It was a real privilege this morning to talking at the Essex Air Ambulance Clinical Governance Day. I was there to talk about my journey and SCA UK but had the added bonus of meeting up with critical care paramedic Ben Myer, who was key in saving me during my cardiac arrest.
I guess it’s a sign of how far I’ve come that when I used to talk about my event it was like walking through a word minefield, where uttering a certain word or conjuring a certain image into my head would start the emotions flowing. Today there was not a bit of that and despite standing in front of an auditorium full of people it was a real pleasure to give the story of life after cardiac arrest, and yes I did manage to plug the book!
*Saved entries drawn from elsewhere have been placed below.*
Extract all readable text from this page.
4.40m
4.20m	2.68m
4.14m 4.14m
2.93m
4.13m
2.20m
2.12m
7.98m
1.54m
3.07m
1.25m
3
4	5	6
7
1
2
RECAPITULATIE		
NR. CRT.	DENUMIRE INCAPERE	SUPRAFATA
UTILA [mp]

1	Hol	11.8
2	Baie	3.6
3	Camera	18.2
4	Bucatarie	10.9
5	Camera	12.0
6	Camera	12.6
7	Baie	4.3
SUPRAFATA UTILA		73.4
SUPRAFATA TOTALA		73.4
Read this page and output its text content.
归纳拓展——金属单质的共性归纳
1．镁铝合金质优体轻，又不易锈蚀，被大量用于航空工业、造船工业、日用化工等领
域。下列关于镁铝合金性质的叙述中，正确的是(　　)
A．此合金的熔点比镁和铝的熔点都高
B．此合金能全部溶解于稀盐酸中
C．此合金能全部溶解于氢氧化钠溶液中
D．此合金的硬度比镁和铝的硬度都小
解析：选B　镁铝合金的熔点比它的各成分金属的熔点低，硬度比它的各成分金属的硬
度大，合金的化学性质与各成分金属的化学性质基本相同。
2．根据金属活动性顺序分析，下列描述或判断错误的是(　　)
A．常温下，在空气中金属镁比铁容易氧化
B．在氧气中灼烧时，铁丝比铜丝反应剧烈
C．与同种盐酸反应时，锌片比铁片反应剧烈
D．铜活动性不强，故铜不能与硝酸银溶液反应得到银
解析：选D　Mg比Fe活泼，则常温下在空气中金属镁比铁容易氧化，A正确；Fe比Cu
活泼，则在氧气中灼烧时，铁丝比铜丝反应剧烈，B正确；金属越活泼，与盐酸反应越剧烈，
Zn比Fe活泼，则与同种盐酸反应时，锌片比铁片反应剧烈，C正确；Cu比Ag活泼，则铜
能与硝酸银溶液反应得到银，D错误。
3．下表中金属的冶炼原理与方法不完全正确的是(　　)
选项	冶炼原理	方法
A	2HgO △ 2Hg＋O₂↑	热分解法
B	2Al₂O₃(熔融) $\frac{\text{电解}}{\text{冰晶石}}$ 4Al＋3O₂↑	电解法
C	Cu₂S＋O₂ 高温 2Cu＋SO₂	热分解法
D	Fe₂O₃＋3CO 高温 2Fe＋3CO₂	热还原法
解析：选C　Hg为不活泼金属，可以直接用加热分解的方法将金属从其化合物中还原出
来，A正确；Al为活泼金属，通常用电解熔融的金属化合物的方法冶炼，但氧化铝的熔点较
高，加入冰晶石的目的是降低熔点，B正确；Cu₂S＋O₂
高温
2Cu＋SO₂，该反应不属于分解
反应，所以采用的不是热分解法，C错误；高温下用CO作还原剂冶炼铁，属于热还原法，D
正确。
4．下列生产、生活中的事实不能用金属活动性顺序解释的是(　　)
I had some really nice feedback afterwards including this tweet from paramedic Amy
“Paul providing a unique perspective that we don’t usually get to understand. I’m always in awe of patients who have survived an OOHCA. Emphasis++ on the effect of SCA on family/carers and not just the survivor.. “
If you’re a survivor or someone else affected by a sudden cardiac arrest I’d throughly recommend you take up any offers you get to talk about your experience. It may seem daunting at the time but it is a great way of giving back and also it can be a kind of therapy.
After our first meet-up in February 2015, I realised I was not alone. It was the first time since my cardiac arrest the previous year that I had spoken face-to-face with someone who had experienced what I had. This was also true for my wife, who also happened to be my lifesaver. From that meet-up, the idea of SCA UK was born. Since then, we have achieved a considerable amount, primarily providing information, resources and support to others in a similar situation but also raising the profile of survivorship and the need for better post-discharge care. We are starting to get traction in this, and with the formation of the charity, I genuinely believe we have a bright future ahead and will make a significant difference in the lives of many who join our ranks.